When I was a child, my mother would sometimes look off into the distance and tell me, “Your father and I were separated for almost three years during World War II, and we wrote to each other every other day.”
When I would ask to see the letters, she would get out the old Eaton's box and let me touch them, but I couldn’t read them. She told me they were private and spoke of a deep love she hoped I would experience one day. My older brother was also fascinated with the letters, but for a different reason. He wanted to cut out the old British and Canadian stamps to add to his collection.
My mother died in 1997 at 78. In 2009, after my father’s death at 94, I was clearing out the house where they had lived for 55 years when I came upon the old box in a dresser drawer. Cradling it in my arms, I stowed it away in my closet. I didn’t want to break the confidence of the parents I had loved so much. But how could I discard all those letters unread?
Finally, curiosity won out. Looking inside, I found several neatly stacked bundles of blue airmail letters tied with yellow ribbons. On the box my father had written, “Letters written from overseas, Harry to Helen, 2½ years, 1943 to 1946.” I took this as permission to delve further.
My parents met in Ottawa in 1942 at a YMCA social club. He was 28 and she was 23. Helen worked in the Ministry of Munitions by day as a secretary and was a volunteer server at the club at night. Harry was there playing clarinet in the Royal Canadian Air Force band. After a year of dating, they became engaged. He was promptly sent overseas. It was a difficult parting, as they had no idea how long the war would last.
Reading through their more than 600 letters, I found a lot of flowery love language. But there was also so much more. They gave each other details of their lives. He told her about being stationed in Bournemouth, playing clarinet as part of the RCAF’s No. 3 Personnel Reception Centre Band. He travelled around England, Scotland and Wales playing concerts, parades and dances – keeping up morale through music. He also made money on the side playing alto and tenor sax in a smaller dance band.
She told of her life in Toronto, where she’d moved after he went overseas. She said she didn’t mind working night shifts, weekends and holidays at the Toronto Transit Commission as it helped keep her loneliness at bay.
They were both mindful of censorship. In one letter he wrote, “Well, I won’t bore you or the censor any more with the minute details of our daily lives!” Most of the envelopes have a label marked, “Opened by the Examiner.”
Harry, however, made a few references to the war. On June 12, 1944, after D-Day, he wrote: “Please God this war won't last too long now. Now that the second front has started, maybe they’ll let the mail through.” He talked about visiting Coventry and seeing the bombed-out cathedral. And on June 20, 1944, he said, “Things look good for our side.”

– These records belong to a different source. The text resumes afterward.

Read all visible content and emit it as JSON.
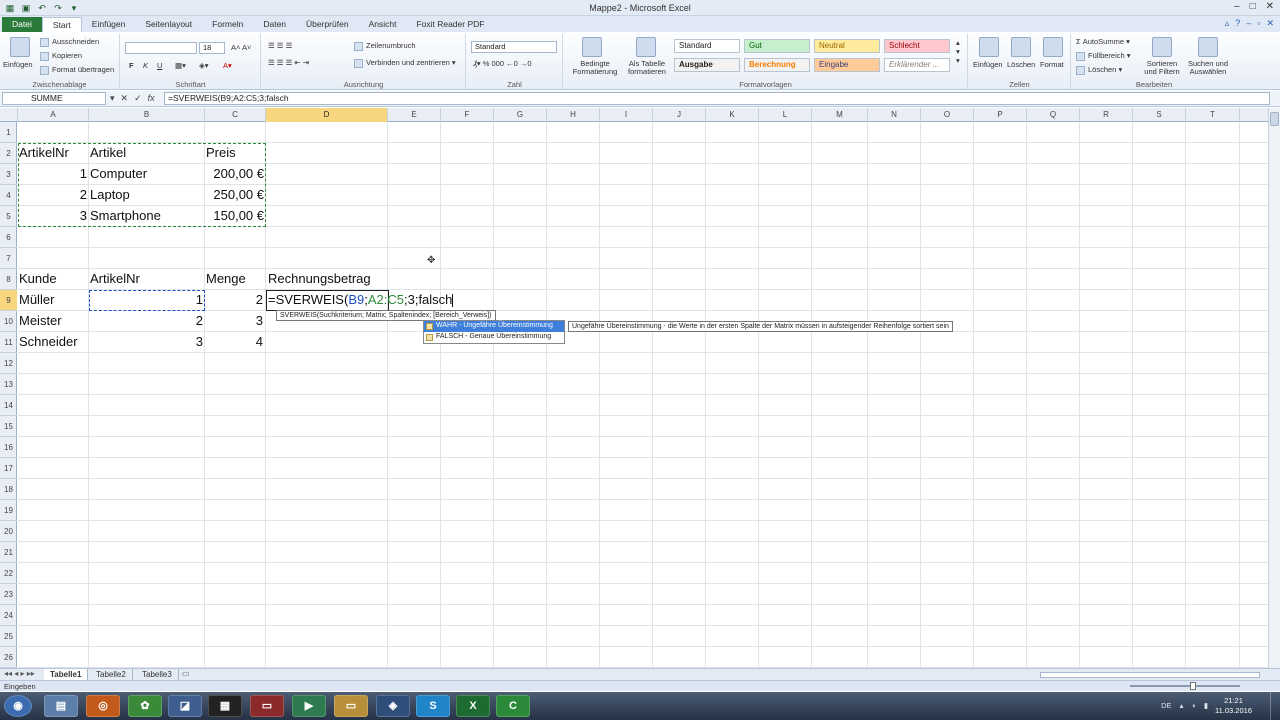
{
  "window": {
    "title": "Mappe2 - Microsoft Excel"
  },
  "tabs": [
    "Datei",
    "Start",
    "Einfügen",
    "Seitenlayout",
    "Formeln",
    "Daten",
    "Überprüfen",
    "Ansicht",
    "Foxit Reader PDF"
  ],
  "ribbon": {
    "clipboard": {
      "paste": "Einfügen",
      "cut": "Ausschneiden",
      "copy": "Kopieren",
      "format_painter": "Format übertragen",
      "title": "Zwischenablage"
    },
    "font": {
      "size": "18",
      "title": "Schriftart",
      "bold": "F",
      "italic": "K",
      "underline": "U"
    },
    "alignment": {
      "wrap": "Zeilenumbruch",
      "merge": "Verbinden und zentrieren",
      "title": "Ausrichtung"
    },
    "number": {
      "format": "Standard",
      "title": "Zahl"
    },
    "styles": {
      "cond_format": "Bedingte Formatierung",
      "as_table": "Als Tabelle formatieren",
      "boxes": [
        "Standard",
        "Gut",
        "Neutral",
        "Schlecht",
        "Ausgabe",
        "Berechnung",
        "Eingabe",
        "Erklärender ..."
      ],
      "title": "Formatvorlagen"
    },
    "cells": {
      "insert": "Einfügen",
      "delete": "Löschen",
      "format": "Format",
      "title": "Zellen"
    },
    "editing": {
      "autosum": "AutoSumme",
      "fill": "Füllbereich",
      "clear": "Löschen",
      "sort": "Sortieren und Filtern",
      "find": "Suchen und Auswählen",
      "title": "Bearbeiten"
    }
  },
  "formula_bar": {
    "name_box": "SUMME",
    "formula": "=SVERWEIS(B9;A2:C5;3;falsch"
  },
  "columns": [
    "A",
    "B",
    "C",
    "D",
    "E",
    "F",
    "G",
    "H",
    "I",
    "J",
    "K",
    "L",
    "M",
    "N",
    "O",
    "P",
    "Q",
    "R",
    "S",
    "T"
  ],
  "rows": [
    "1",
    "2",
    "3",
    "4",
    "5",
    "6",
    "7",
    "8",
    "9",
    "10",
    "11",
    "12",
    "13",
    "14",
    "15",
    "16",
    "17",
    "18",
    "19",
    "20",
    "21",
    "22",
    "23",
    "24",
    "25",
    "26"
  ],
  "cells": {
    "a2": "ArtikelNr",
    "b2": "Artikel",
    "c2": "Preis",
    "a3": "1",
    "b3": "Computer",
    "c3": "200,00 €",
    "a4": "2",
    "b4": "Laptop",
    "c4": "250,00 €",
    "a5": "3",
    "b5": "Smartphone",
    "c5": "150,00 €",
    "a8": "Kunde",
    "b8": "ArtikelNr",
    "c8": "Menge",
    "d8": "Rechnungsbetrag",
    "a9": "Müller",
    "b9": "1",
    "c9": "2",
    "a10": "Meister",
    "b10": "2",
    "c10": "3",
    "a11": "Schneider",
    "b11": "3",
    "c11": "4",
    "d9_prefix": "=SVERWEIS(",
    "d9_ref1": "B9",
    "d9_sep1": ";",
    "d9_ref2": "A2:C5",
    "d9_rest": ";3;falsch"
  },
  "autocomplete": {
    "syntax_tip": "SVERWEIS(Suchkriterium; Matrix; Spaltenindex; [Bereich_Verweis])",
    "items": [
      "WAHR - Ungefähre Übereinstimmung",
      "FALSCH - Genaue Übereinstimmung"
    ],
    "description": "Ungefähre Übereinstimmung - die Werte in der ersten Spalte der Matrix müssen in aufsteigender Reihenfolge sortiert sein"
  },
  "sheets": [
    "Tabelle1",
    "Tabelle2",
    "Tabelle3"
  ],
  "status": {
    "mode": "Eingeben"
  },
  "taskbar": {
    "lang": "DE",
    "time": "21:21",
    "date": "11.03.2016"
  },
  "colors": {
    "excel_green": "#2a7a3a",
    "selection": "#f8d680",
    "ref_blue": "#1f4fc1",
    "ref_green": "#2e8b3a"
  }
}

Harry wrote that his whole interest in life was trying to keep warm and get decent food. But he knew they could be a thousand times worse off.
It’s amazing what went through the mail. She and his parents sent parcels with clarinet and saxophone reeds, hand-knitted socks, pyjamas, fruit cake, shortbread, hot chocolate, soap, fudge, cigarettes – anything he asked for. Helen asked him if the coffee rolls she sent were still edible – strangely, he didn’t answer that question. He sent her flowers on Valentine’s Day, cables at Christmas, postcards and photos of the band, the scenery they passed while travelling, high jinks in the barracks and himself sitting at his desk writing her a letter.

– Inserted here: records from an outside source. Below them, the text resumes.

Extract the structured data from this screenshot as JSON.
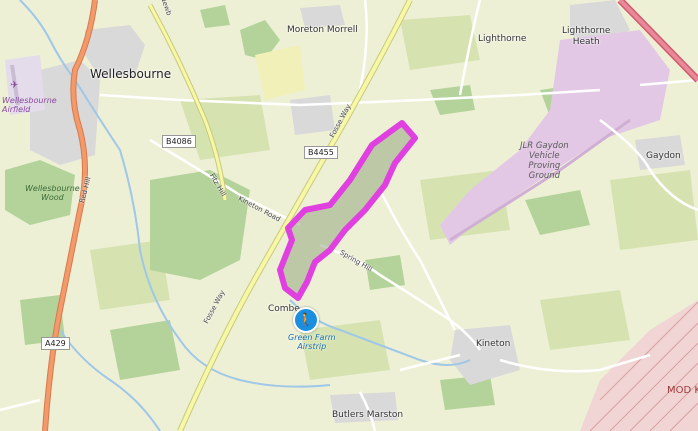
{
  "map": {
    "places": {
      "wellesbourne": "Wellesbourne",
      "moreton_morrell": "Moreton Morrell",
      "lighthorne": "Lighthorne",
      "lighthorne_heath": "Lighthorne\nHeath",
      "gaydon": "Gaydon",
      "kineton": "Kineton",
      "butlers_marston": "Butlers Marston",
      "combe": "Combe"
    },
    "features": {
      "airfield": "Wellesbourne\nAirfield",
      "wellesbourne_wood": "Wellesbourne\nWood",
      "proving_ground": "JLR Gaydon\nVehicle\nProving\nGround",
      "mod": "MOD K",
      "green_farm": "Green Farm\nAirstrip"
    },
    "roads": {
      "b4086": "B4086",
      "b4455": "B4455",
      "a429": "A429",
      "fosse_way_top": "Fosse Way",
      "fosse_way_bottom": "Fosse Way",
      "kineton_road": "Kineton Road",
      "spring_hill": "Spring Hill",
      "red_hill": "Red Hill",
      "fitz_hill": "Fitz Hill",
      "newbold": "Newb"
    },
    "colors": {
      "background": "#eef0d6",
      "woodland": "#b4d39a",
      "urban": "#d9d9d9",
      "military": "#f1d5d5",
      "proving_ground": "#e3c8e6",
      "route": "#e040e0",
      "primary_road": "#f29a6c",
      "secondary_road": "#f7f7a8",
      "water": "#9fc7e8",
      "poi": "#1a8fe0"
    },
    "icons": {
      "poi": "hiker-icon",
      "airfield": "airplane-icon"
    }
  }
}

Through their correspondence they shared their love of music. Helen asked Harry if he’d heard the latest songs on the radio. Harry described the “red letter day” when they played for King George VI and Queen Elizabeth in London.
By far the most touching letter was from Aug. 15, 1945: “My darling Helen, The war is over at last! It seems unbelievable to me that factories won't be making shells and guns any more and that men will all be going home at last instead of setting out for battlefronts all over the world. … There is no one more anxious to use my uniform for a doormat than I am.”

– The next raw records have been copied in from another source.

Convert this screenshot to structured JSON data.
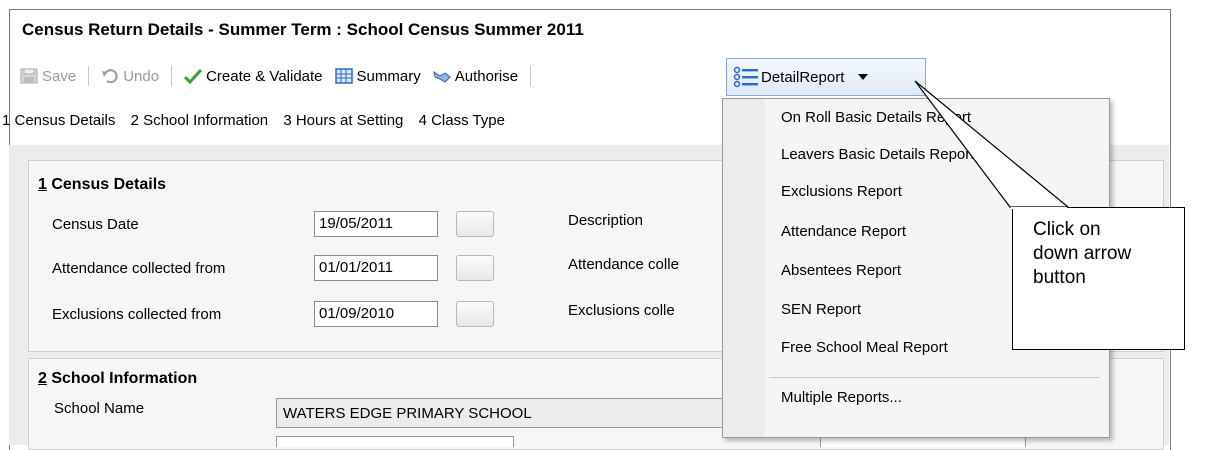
{
  "window": {
    "title": "Census Return Details - Summer Term : School Census Summer 2011"
  },
  "toolbar": {
    "save": "Save",
    "undo": "Undo",
    "create_validate": "Create & Validate",
    "summary": "Summary",
    "authorise": "Authorise",
    "detail_report": "DetailReport"
  },
  "nav": [
    "1 Census Details",
    "2 School Information",
    "3 Hours at Setting",
    "4 Class Type"
  ],
  "census_details": {
    "heading_num": "1",
    "heading_text": " Census Details",
    "rows": [
      {
        "label": "Census Date",
        "value": "19/05/2011",
        "right_label": "Description"
      },
      {
        "label": "Attendance collected from",
        "value": "01/01/2011",
        "right_label": "Attendance colle"
      },
      {
        "label": "Exclusions collected from",
        "value": "01/09/2010",
        "right_label": "Exclusions colle"
      }
    ]
  },
  "school_information": {
    "heading_num": "2",
    "heading_text": " School Information",
    "school_name_label": "School Name",
    "school_name_value": "WATERS EDGE PRIMARY SCHOOL"
  },
  "menu": {
    "items": [
      "On Roll Basic Details Report",
      "Leavers Basic Details Report",
      "Exclusions Report",
      "Attendance Report",
      "Absentees Report",
      "SEN Report",
      "Free School Meal Report",
      "Multiple Reports..."
    ]
  },
  "callout": {
    "line1": "Click on",
    "line2": "down arrow",
    "line3": "button"
  },
  "colors": {
    "accent_blue": "#2a6ad2",
    "check_green": "#3aa13a",
    "menu_bg": "#f5f5f5"
  }
}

Harry returned home in February, 1946, and they married a few months later.
Close to 70 years on, it’s difficult for me to imagine the uncertainty of that time, how neither was sure they would ever see the other again. The letters have made me see my parents in a new light, as young, hopeful individuals similar to my own children, who are roughly their age now. The letters have helped me understand them better – how they worked so hard in anticipation of their lives together and subsequently had high expectations for their children.
In 1944, Helen wrote, “Through the hundreds of letters we have written our love has grown deeper.” These letters are a gift from the past, a glimpse into the world they were living in and their perspective on world events. Their devotion to each other during their years apart provided a foundation in establishing a loving home, raising three children and being happy the rest of their lives.
Joanne Culley lives in Peterborough, Ont.